RMG and textiles mills in Bangladesh today are significantly larger in size, capacity, and investment (more than Tk 400 crores, or $50 million). As a result, when there is a loss, they tend to have an impact on the overall market. Losses such as the Standard Group fire loss is a good example, where the claims reached an unprecedented Tk 300+ crores.
To tackle the costs of rising insurance premiums, and its effect on the market, few of the first captive insurance companies had been formed more than 100 years ago.
Captive insurance companies are group or association owned insurance companies created to respond to their unique insurance needs. Certain industries (such as nuclear and tobacco liability) become unattractive or uninsurable by the mainstream or traditional insurance markets.
Extreme examples of such incidences are the nuclear insurance pool which helps insure the nuclear industries, and the tobacco insurance cooperative (TIC) which helps insure property and casualty exposures from the tobacco industry.
As a matter of fact, one of the first captive insurance companies was formed when a group of textile manufacturers in New England, USA were looking for a way to help mitigate rising fire insurance rates back in the late 1800’s.
Captive insurance growth surged as the premium rates hardened in the mid-1900’s, leading to increased costs to the businesses.
Recently, the Insurance Development and Regulatory Authority (IDRA) revised the rates for RMG and textile risks. While the premium rates have been slightly adjusted (increased) -- most actuaries and underwriters would argue that the rate remains extremely competitive.
In 2016, I surveyed a set of the best RMG factories in Bangladesh in order to seek rates and terms from the Lloyd’s market. While the rates offered by the local insurer was 0.09 percent, we were unable to find any support from any good international security at less than 0.16 percent, even though I have argued that these factories were far better in safety and risk management than most RMG factories in the world, thanks to the efforts of Accord and Alliance.
So, what is a captive and how can it help BGMEA?
A captive is an insurance or reinsurance company established specifically to insure or reinsure the risks of its owners, or parent company. Captives can be formed by a business or group of businesses with the primary purpose of allowing the operating business to take control of its risk management by transferring the risk to an insurance company (Captive) controlled by the business.
Risks inherent to the RMG or textile industry may not be available or affordable, but could be effectively self-insured through a captive. Captives allow a company or members to not only have better coverage, but it rewards the owners for the years when claims are low.
There are now over 6,500 captive insurers worldwide. Over 90 percent of Fortune 500 companies employ some type of captive insurance company arrangement. While regulation currently does not permit captive insurers in India, there are more than 70 captives operating in Singapore.
Captives offer significantly more efficiency, flexibility and control than a typical insurance programme. The advantages of captives are in multitude and can be significant, such as potential short and long-term cost savings; customised property and employee benefit insurance schemes; and captives can become a profit centre, instead of an annual drain on member company’s resources.

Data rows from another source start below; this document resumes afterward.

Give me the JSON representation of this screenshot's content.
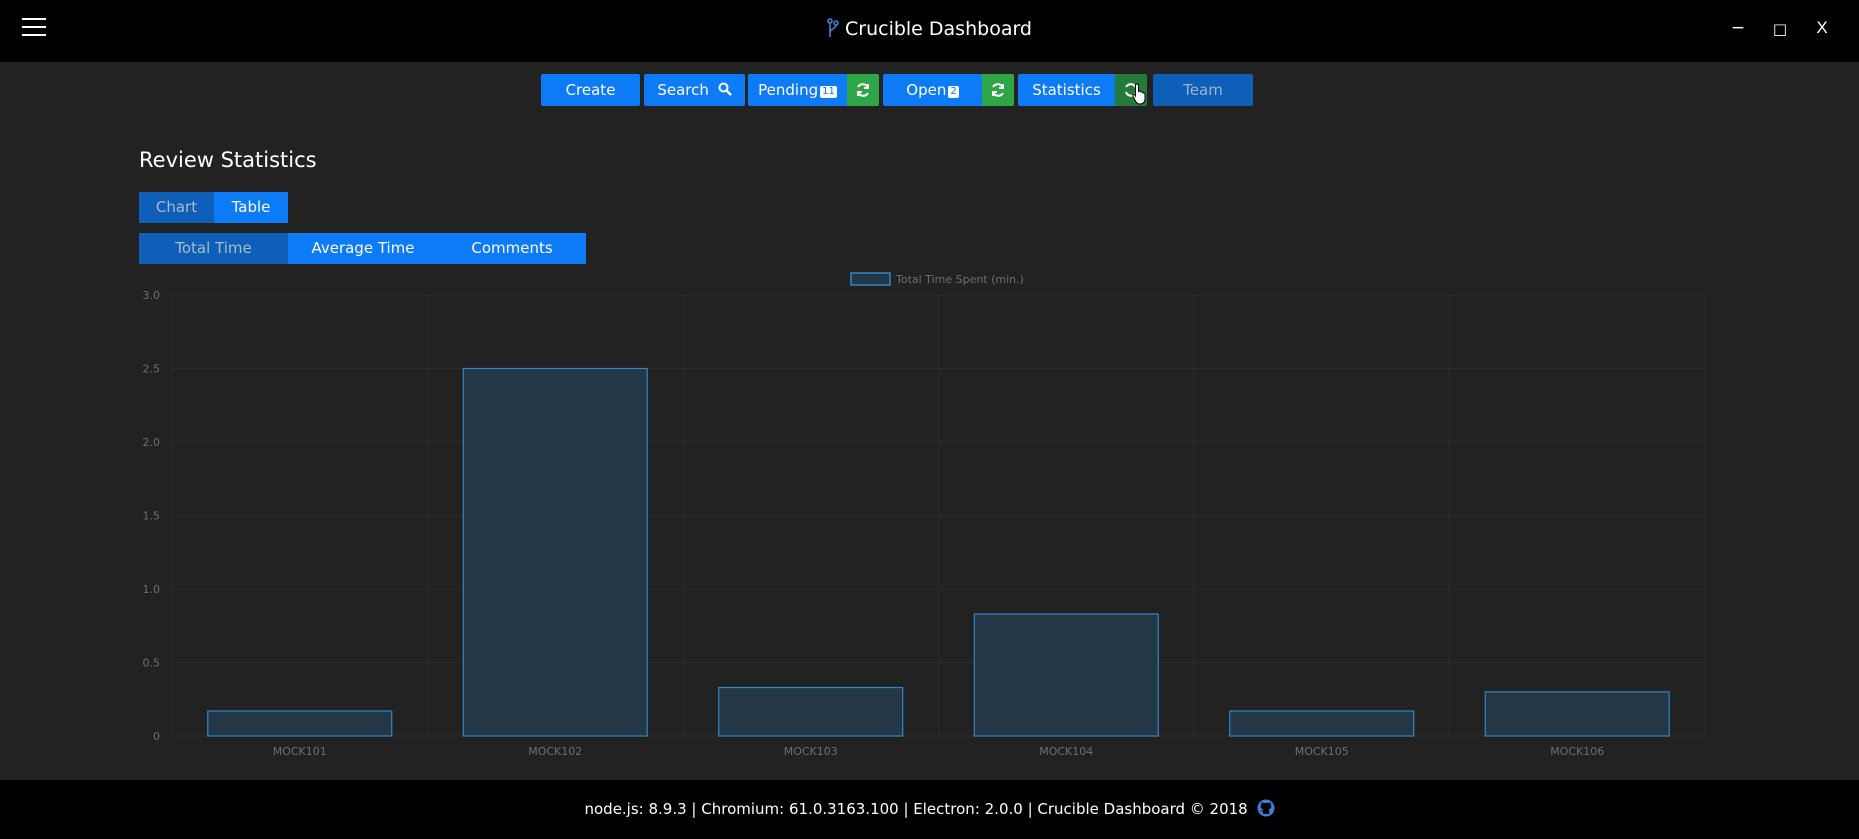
{
  "app": {
    "title": "Crucible Dashboard"
  },
  "window_controls": {
    "minimize": "−",
    "maximize": "□",
    "close": "X"
  },
  "nav": {
    "create": "Create",
    "search": "Search",
    "pending": "Pending",
    "pending_count": "11",
    "open": "Open",
    "open_count": "2",
    "statistics": "Statistics",
    "team": "Team"
  },
  "page": {
    "title": "Review Statistics"
  },
  "view_toggle": {
    "chart": "Chart",
    "table": "Table"
  },
  "metric_tabs": {
    "total_time": "Total Time",
    "average_time": "Average Time",
    "comments": "Comments"
  },
  "colors": {
    "accent": "#0d7af6",
    "refresh": "#2ea646",
    "bar_fill": "#243746",
    "bar_stroke": "#2f86c8"
  },
  "chart_data": {
    "type": "bar",
    "categories": [
      "MOCK101",
      "MOCK102",
      "MOCK103",
      "MOCK104",
      "MOCK105",
      "MOCK106"
    ],
    "series": [
      {
        "name": "Total Time Spent (min.)",
        "values": [
          0.17,
          2.5,
          0.33,
          0.83,
          0.17,
          0.3
        ]
      }
    ],
    "ylim": [
      0,
      3.0
    ],
    "yticks": [
      "0",
      "0.5",
      "1.0",
      "1.5",
      "2.0",
      "2.5",
      "3.0"
    ],
    "legend": "top-center",
    "grid": true
  },
  "footer": {
    "text": "node.js: 8.9.3 | Chromium: 61.0.3163.100 | Electron: 2.0.0 | Crucible Dashboard © 2018"
  }
}
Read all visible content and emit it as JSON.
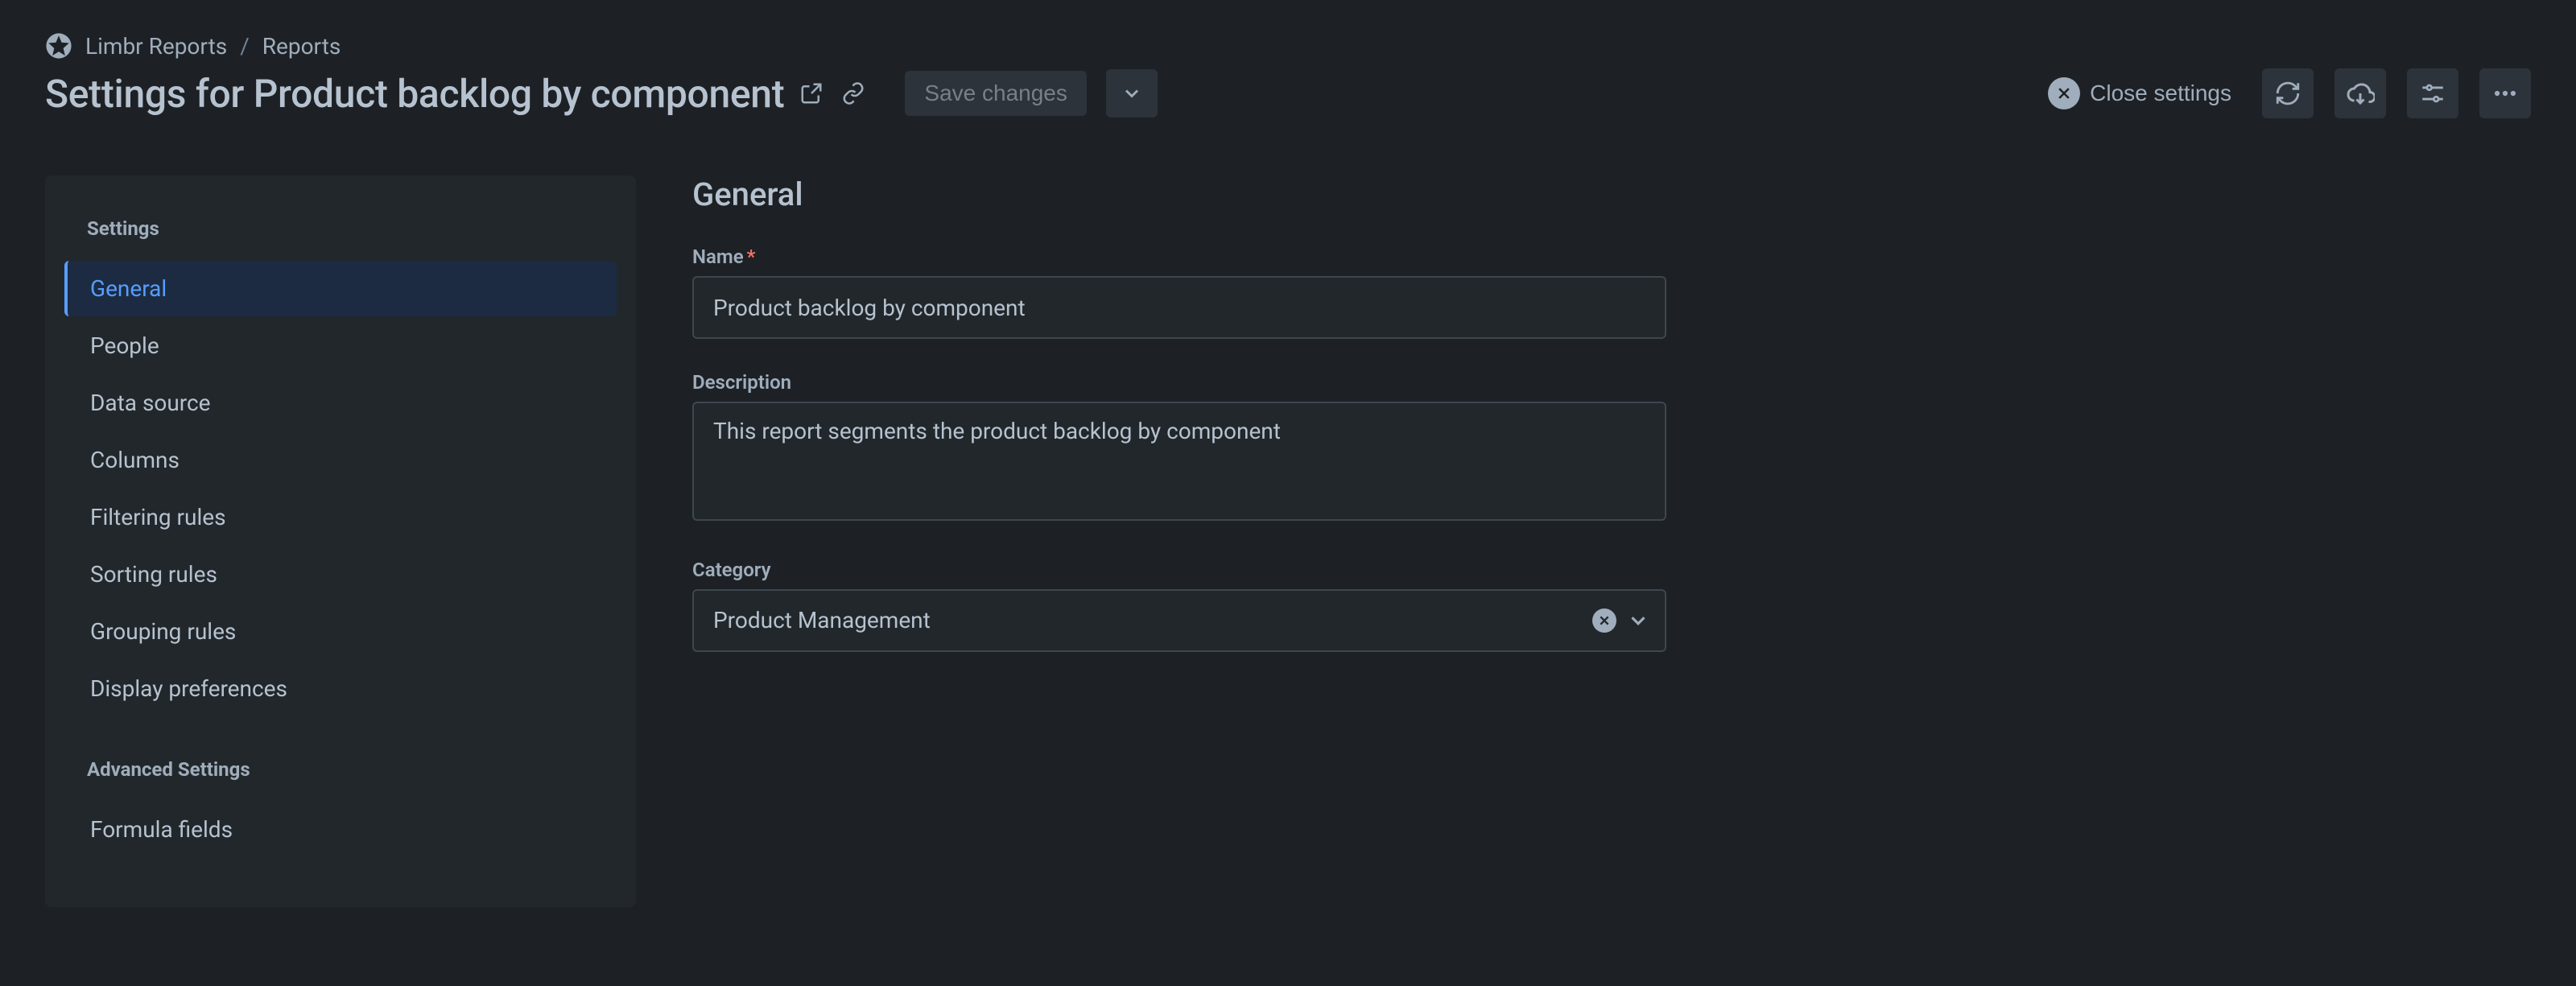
{
  "breadcrumb": {
    "app": "Limbr Reports",
    "section": "Reports"
  },
  "header": {
    "title": "Settings for Product backlog by component",
    "save_label": "Save changes",
    "close_label": "Close settings"
  },
  "sidebar": {
    "heading_settings": "Settings",
    "heading_advanced": "Advanced Settings",
    "items": [
      {
        "label": "General"
      },
      {
        "label": "People"
      },
      {
        "label": "Data source"
      },
      {
        "label": "Columns"
      },
      {
        "label": "Filtering rules"
      },
      {
        "label": "Sorting rules"
      },
      {
        "label": "Grouping rules"
      },
      {
        "label": "Display preferences"
      }
    ],
    "advanced_items": [
      {
        "label": "Formula fields"
      }
    ]
  },
  "main": {
    "section_title": "General",
    "name_label": "Name",
    "name_value": "Product backlog by component",
    "description_label": "Description",
    "description_value": "This report segments the product backlog by component",
    "category_label": "Category",
    "category_value": "Product Management"
  }
}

The BGMEA Captive Insurance could be the first captive insurance company by the RMG industry in the world.
The first captive insurance company in Bangladesh would be leading the way of progress and relief to the traditional insurance and reinsurance markets which could be emulated by other industries such as power, leather and jute.
With BGMEA’s captive, its members can enjoy favourable rates, terms and conditions which may otherwise be too restrictive in the traditional insurance market. This would help RMG and textile mills to remain competitive in their prices.

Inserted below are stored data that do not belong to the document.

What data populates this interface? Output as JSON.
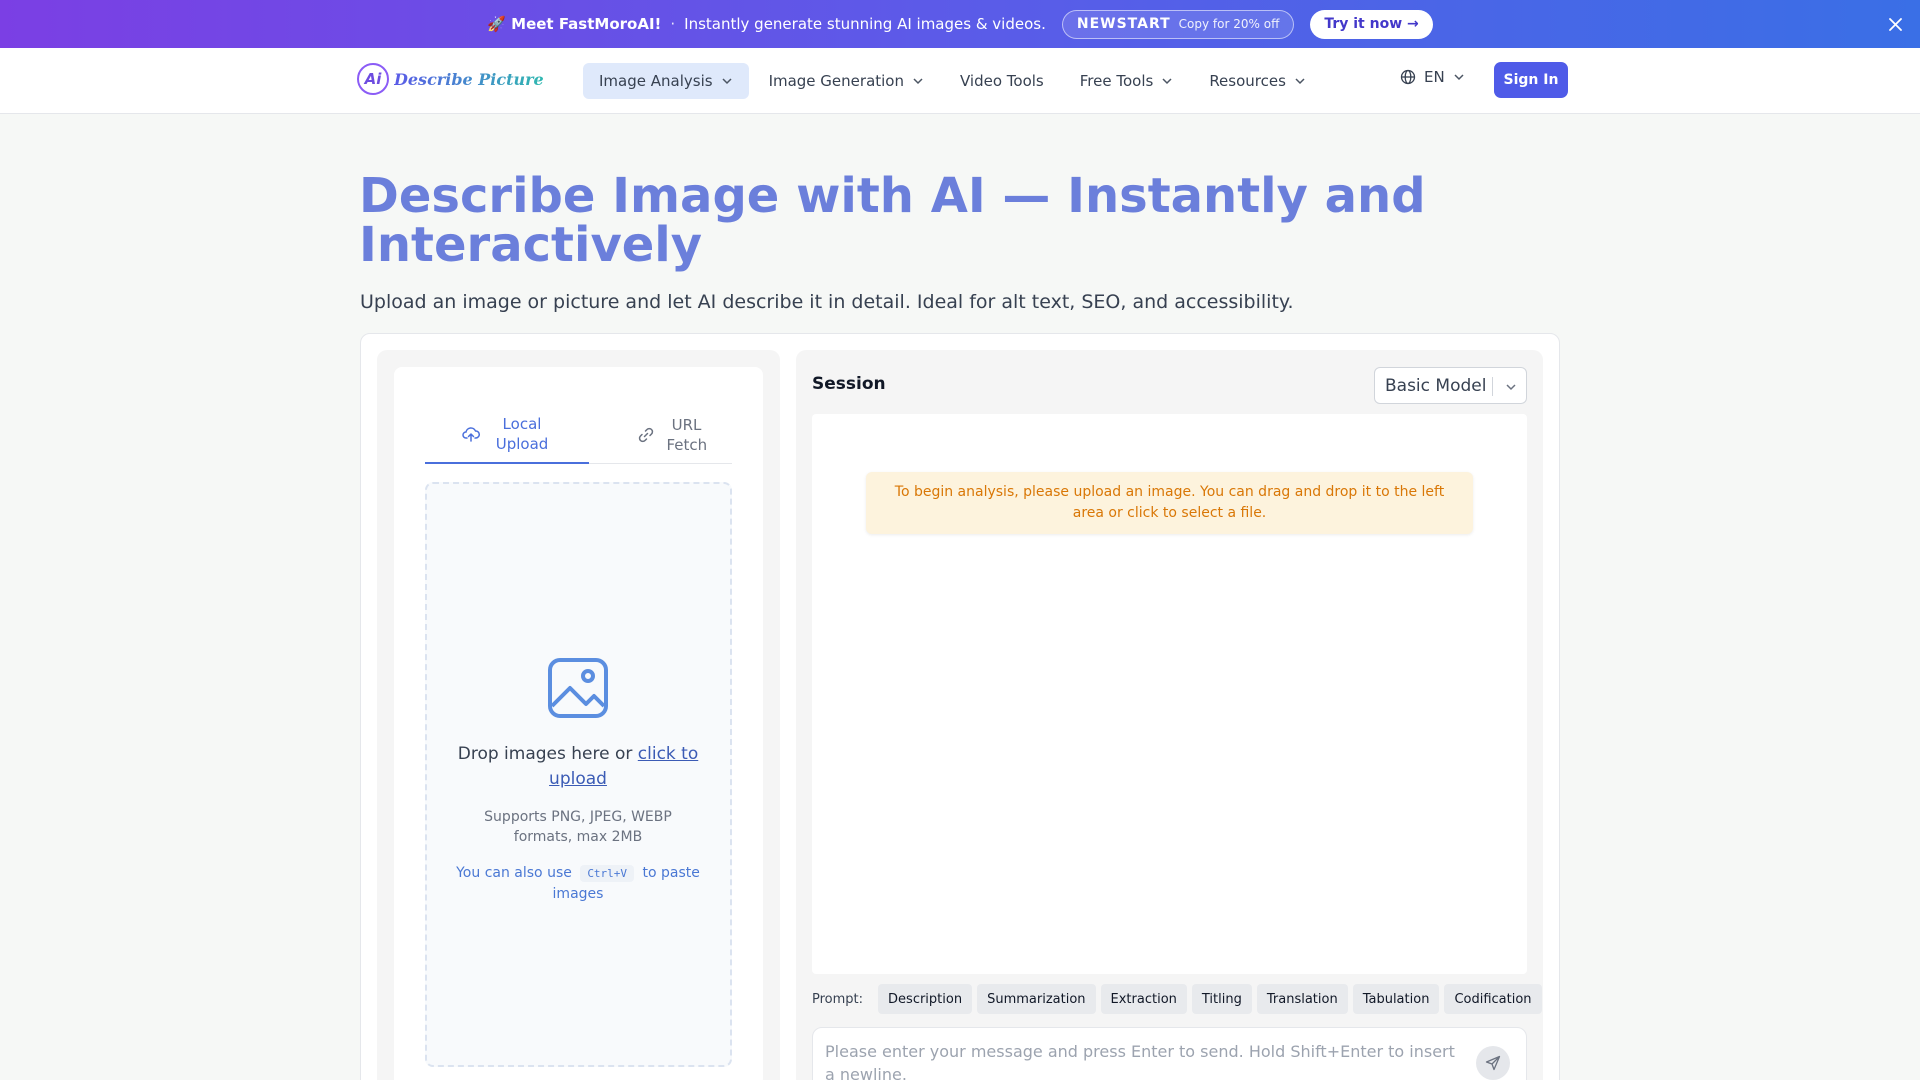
{
  "promo": {
    "lead": "🚀 Meet FastMoroAI!",
    "separator": "·",
    "text": "Instantly generate stunning AI images & videos.",
    "code": "NEWSTART",
    "code_hint": "Copy for 20% off",
    "cta": "Try it now →"
  },
  "nav": {
    "logo_mark": "Ai",
    "logo_text": "Describe Picture",
    "items": [
      {
        "label": "Image Analysis"
      },
      {
        "label": "Image Generation"
      },
      {
        "label": "Video Tools"
      },
      {
        "label": "Free Tools"
      },
      {
        "label": "Resources"
      }
    ],
    "language": "EN",
    "signin": "Sign In"
  },
  "hero": {
    "title": "Describe Image with AI — Instantly and Interactively",
    "subtitle": "Upload an image or picture and let AI describe it in detail. Ideal for alt text, SEO, and accessibility."
  },
  "upload": {
    "tabs": [
      {
        "label": "Local Upload"
      },
      {
        "label": "URL Fetch"
      }
    ],
    "drop_text": "Drop images here or",
    "click_link": "click to upload",
    "support": "Supports PNG, JPEG, WEBP formats, max 2MB",
    "paste_prefix": "You can also use",
    "paste_key": "Ctrl+V",
    "paste_suffix": "to paste images"
  },
  "session": {
    "title": "Session",
    "model": "Basic Model",
    "notice": "To begin analysis, please upload an image. You can drag and drop it to the left area or click to select a file.",
    "prompt_label": "Prompt:",
    "prompts": [
      "Description",
      "Summarization",
      "Extraction",
      "Titling",
      "Translation",
      "Tabulation",
      "Codification"
    ],
    "input_placeholder": "Please enter your message and press Enter to send. Hold Shift+Enter to insert a newline."
  },
  "colors": {
    "accent": "#4f5be8",
    "hero_title": "#6b7fdb",
    "notice_text": "#d97706",
    "notice_bg": "#fdf3dd"
  }
}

Moreover, the captive would bring relief to the insurers who are struggling to find reinsurance support for the members of BGMEA. By extension, the BGMEA Captive could also help with the insurance and reinsurance needs to BKMEA, BTMA, and related industries.
Amendments to the existing licensing of insurance companies may be required. However, with the help of IDRA, Sadharan Bima Corporation and the government authorities, the establishment of the first captive insurance can and should be facilitated.